Ciro Durán A Live Archive

20 years of Take a Break

On the 25th October 2003 I published Take a Break’s demo on the Adventure Game Studio forums. With time, the demo stopped being so and became the whole game. The links in the original post are dead, sadly, but the game can still be download from here. A copy of the post in the AGS forums is here as well (because you never know). Take a Break is also known as Tómate un Descanso, its title in Spanish.

Take a Break is a point and click adventure game, heavily inspired in the games made by Lucasarts in its time, such as Day of the Tentacle. It was made with Adventure Game Studio, a tool that it’s still used to this day to make games in this style. Take a Break was the first game I ever posted to the Internet, although not the first I made. That belongs to some games I made with Recreational Sofware Design’s GameMaker and some Paint Shop Pro version, and lost like tears in rain. Sadly, the sources to Take a Break were also lost with a hard drive failure, and no longer exist. Only the executable that we have today.

In the game, Albert Krakowitz is an office worker that wants to escape work to travel to the fictional and caribbean Isla de Bastidores. The demo was envisioned as some sorts of cold intro for the game, with most the story telling the misfortunes of Al and his travel companion, and him possible returning as a new man.

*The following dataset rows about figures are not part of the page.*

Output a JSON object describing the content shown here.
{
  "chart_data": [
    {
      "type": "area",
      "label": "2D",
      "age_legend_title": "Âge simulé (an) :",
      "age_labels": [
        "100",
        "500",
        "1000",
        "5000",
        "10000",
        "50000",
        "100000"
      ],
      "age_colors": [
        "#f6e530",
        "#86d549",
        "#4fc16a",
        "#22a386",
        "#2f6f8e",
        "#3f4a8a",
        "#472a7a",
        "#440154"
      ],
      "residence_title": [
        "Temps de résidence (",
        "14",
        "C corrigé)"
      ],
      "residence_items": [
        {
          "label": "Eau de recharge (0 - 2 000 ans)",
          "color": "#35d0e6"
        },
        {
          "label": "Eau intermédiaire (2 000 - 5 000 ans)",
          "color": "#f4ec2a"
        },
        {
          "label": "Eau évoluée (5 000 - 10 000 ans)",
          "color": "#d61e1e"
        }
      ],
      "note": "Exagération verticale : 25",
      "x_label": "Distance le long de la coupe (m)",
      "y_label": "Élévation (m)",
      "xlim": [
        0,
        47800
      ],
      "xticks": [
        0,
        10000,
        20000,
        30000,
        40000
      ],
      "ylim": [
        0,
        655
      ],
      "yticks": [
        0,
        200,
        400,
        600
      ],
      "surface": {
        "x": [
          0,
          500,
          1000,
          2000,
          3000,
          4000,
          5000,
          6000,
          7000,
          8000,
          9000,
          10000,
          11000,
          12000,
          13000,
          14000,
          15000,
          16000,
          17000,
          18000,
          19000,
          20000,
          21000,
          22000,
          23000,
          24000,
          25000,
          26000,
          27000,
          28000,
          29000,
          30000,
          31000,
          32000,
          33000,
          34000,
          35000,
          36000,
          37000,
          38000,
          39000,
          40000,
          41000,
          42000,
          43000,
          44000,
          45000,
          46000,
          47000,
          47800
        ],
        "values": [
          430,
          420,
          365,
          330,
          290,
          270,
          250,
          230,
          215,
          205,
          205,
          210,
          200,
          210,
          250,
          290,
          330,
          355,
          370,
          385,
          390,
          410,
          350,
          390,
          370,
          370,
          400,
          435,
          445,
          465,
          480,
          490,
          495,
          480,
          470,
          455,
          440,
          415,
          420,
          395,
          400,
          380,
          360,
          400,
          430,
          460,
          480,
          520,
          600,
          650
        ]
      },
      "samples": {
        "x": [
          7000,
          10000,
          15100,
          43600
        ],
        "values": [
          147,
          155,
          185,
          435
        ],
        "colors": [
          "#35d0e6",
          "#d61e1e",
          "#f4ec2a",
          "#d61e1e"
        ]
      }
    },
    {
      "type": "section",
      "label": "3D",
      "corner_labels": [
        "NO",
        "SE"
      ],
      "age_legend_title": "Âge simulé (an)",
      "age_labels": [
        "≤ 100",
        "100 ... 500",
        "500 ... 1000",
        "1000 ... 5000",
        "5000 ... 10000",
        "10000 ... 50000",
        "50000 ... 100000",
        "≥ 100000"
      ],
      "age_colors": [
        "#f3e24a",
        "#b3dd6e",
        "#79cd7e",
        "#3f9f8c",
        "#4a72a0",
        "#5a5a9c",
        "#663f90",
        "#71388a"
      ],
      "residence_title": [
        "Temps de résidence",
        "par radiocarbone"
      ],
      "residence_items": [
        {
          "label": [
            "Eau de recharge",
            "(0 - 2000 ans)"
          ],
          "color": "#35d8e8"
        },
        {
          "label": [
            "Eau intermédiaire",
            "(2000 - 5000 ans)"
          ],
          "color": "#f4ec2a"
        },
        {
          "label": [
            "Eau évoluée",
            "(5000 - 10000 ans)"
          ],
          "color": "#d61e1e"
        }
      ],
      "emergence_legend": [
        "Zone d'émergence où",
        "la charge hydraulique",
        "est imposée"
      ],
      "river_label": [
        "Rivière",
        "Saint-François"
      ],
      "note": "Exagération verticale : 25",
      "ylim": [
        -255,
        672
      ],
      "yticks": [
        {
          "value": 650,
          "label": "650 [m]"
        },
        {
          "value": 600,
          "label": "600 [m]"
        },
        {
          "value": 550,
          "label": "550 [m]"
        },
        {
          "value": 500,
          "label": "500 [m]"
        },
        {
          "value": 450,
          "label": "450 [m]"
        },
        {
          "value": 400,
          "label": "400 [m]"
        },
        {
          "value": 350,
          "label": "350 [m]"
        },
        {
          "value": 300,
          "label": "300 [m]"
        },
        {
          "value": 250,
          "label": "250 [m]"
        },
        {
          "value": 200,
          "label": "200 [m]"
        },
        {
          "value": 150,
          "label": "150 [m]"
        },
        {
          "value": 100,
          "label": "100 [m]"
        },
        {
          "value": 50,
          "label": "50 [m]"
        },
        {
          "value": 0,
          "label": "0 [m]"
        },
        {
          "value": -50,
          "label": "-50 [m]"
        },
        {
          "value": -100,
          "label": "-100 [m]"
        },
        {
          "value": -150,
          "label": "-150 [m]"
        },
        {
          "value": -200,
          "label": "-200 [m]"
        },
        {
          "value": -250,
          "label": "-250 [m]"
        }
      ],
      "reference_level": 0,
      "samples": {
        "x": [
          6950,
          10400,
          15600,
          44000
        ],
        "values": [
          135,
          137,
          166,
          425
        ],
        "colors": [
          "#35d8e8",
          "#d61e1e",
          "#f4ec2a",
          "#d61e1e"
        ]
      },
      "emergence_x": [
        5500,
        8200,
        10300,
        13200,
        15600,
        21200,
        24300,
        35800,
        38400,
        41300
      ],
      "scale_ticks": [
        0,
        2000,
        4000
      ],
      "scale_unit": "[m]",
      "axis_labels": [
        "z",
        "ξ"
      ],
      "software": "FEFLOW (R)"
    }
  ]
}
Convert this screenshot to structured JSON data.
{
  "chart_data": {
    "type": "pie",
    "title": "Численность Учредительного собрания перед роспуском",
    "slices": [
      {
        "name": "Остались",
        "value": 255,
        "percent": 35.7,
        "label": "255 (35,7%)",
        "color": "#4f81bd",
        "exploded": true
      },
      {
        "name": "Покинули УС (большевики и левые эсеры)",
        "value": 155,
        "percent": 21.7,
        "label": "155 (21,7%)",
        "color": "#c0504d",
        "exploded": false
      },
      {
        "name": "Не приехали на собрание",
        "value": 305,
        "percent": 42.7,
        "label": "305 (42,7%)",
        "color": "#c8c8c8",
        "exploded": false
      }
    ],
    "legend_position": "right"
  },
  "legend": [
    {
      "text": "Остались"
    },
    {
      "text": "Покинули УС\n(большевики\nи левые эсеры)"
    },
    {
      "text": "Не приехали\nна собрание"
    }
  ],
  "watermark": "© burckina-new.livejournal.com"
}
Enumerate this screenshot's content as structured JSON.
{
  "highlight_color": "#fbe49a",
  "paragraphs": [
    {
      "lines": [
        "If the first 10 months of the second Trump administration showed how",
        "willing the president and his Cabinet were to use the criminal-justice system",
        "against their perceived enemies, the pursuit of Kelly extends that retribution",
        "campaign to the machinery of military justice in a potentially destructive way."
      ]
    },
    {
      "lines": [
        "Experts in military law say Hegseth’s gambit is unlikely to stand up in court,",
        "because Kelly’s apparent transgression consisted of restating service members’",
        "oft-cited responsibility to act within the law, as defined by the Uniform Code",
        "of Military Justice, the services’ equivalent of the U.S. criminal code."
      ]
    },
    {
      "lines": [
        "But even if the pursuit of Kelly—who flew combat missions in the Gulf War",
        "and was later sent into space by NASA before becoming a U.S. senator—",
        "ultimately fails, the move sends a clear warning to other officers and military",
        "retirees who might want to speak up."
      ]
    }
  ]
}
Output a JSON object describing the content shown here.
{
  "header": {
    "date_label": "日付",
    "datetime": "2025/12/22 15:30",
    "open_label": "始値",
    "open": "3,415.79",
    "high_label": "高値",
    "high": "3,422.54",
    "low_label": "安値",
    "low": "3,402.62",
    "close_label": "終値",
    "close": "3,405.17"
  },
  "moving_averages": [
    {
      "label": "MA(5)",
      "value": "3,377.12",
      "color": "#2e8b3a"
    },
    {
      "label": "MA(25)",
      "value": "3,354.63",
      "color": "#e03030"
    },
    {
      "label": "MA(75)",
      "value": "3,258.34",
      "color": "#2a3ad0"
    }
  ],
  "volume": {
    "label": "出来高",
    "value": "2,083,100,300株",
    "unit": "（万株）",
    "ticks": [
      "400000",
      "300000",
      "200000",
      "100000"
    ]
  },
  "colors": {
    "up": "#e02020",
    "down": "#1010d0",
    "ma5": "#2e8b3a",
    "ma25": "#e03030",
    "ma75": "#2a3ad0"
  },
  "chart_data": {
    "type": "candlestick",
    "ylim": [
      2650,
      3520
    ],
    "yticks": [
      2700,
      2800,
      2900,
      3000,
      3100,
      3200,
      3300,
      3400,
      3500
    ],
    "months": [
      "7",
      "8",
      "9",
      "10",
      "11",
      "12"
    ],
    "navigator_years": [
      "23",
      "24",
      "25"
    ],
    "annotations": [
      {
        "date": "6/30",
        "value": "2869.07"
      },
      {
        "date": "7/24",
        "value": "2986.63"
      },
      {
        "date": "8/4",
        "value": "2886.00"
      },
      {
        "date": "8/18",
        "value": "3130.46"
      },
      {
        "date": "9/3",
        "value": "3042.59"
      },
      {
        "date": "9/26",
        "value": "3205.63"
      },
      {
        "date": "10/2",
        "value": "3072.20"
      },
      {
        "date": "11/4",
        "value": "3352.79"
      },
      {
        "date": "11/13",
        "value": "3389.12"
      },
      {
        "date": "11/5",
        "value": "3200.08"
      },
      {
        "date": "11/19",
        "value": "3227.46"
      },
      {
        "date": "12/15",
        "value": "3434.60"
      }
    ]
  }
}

I published the game convinced that it was just the demo for a much longer and complex game, but eventually I got some other interests, and the demo became the whole thing. I made the illustrations and animations for the game, and some of the music. In 2003 I was in the middle of my undergraduate studies, but we had just went through some hard times (the 2002 general strike). During the strike, we didn’t have classes, and this was the moment where I developed most of this game. The illustrations were hand-drawn, digitalised and then pixel art on top of them. The music, except for the one at the game’s intro, was made by me, I do not remember which MIDI sequencer I used.

Take a Break had a walkthrough written by Francesc Planas, and the original link is dead, but can still be seen on Wayback Machine (I also include a copy of that Wayback Machine entry because you never know). I know this because I wrote about it in El Chigüire Literario, my fully-Spanish gamedev blog. The game had reviews on personal blogs that no longer exist (Moderno Prometeo is one of the ones I can track in my blog).

The things I learned in the game I used them later to create an AGS tutorial. As it happens with lots of documentation, the tool itself evolves and changes, and eventual the tutorial was outdated.

Take a break never won any prizes, and I’m not sure if it had an impact on anyone. The fact this game can run on a PC 20 years of having been published is a sign of how good Windows compatibility is, a feature not shown by any other platform, not even Adobe Flash. However, I can say that this game was important in my personal and professional growth. This game, and those who came after, and everything I wrote in El Chigüire Literario, silently built over itself to make my career and my life. I love that this game can still be played, and that I can show a bit of my thoughts 20 years ago. I am glad to point at this and say “I made this then”.

Preserving things through time is hard. I am still a bit sad to have lost the game sources. But we can still enjoy what has survived.